Figure 4.7.0.0.1 Profile fitting of one spot by linearAnalytical (left) and nonlinearAnalytical (right) modes.  Color shows the residual of fit on each pixel.  The left penal shows positive errors on one side of the peak and negative on the other, which indicates that positional error is not completely corrected.  The right penal shows slightly different position and shape of the profile, and random error distribution.

 

4.8 Numerical Compensation to Analytical Profiles

 

Although profile fitting is so powerful for integration of weak spots, no single profile, numerical or analytical, can fit all spots at a same time.  It is more obvious that strong spots are harder to be fitted perfectly.  An algorithm of numerical compensation corrects such misfit to a large extent, while keeps loyalty to the analytical profile found.  Both analytical modes linearAnalytical and nonlinearAnalytical feature this compensation.
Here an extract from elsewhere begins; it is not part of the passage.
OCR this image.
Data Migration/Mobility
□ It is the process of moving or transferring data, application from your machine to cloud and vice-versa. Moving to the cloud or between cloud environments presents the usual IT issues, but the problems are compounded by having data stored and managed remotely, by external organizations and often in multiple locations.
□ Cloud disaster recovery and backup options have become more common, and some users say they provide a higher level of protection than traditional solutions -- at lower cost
Figure 4.8.0.0.1 The contour view of the same three spots shown in Figure 4.6.0.0.1.  The main peak height is over 1000 detector counts.  The color-coded fitting residual ranges ±2% after numerical compensation.

 

4.9 hybrid Mode

 

This integration mode hybrid is trying to find an optimal balance between summation and profile methods.  This mode is a hybrid between variableElliptical, the best summation method and linearAnalytical, the best profile fitting method.  This mode may be changed in future release.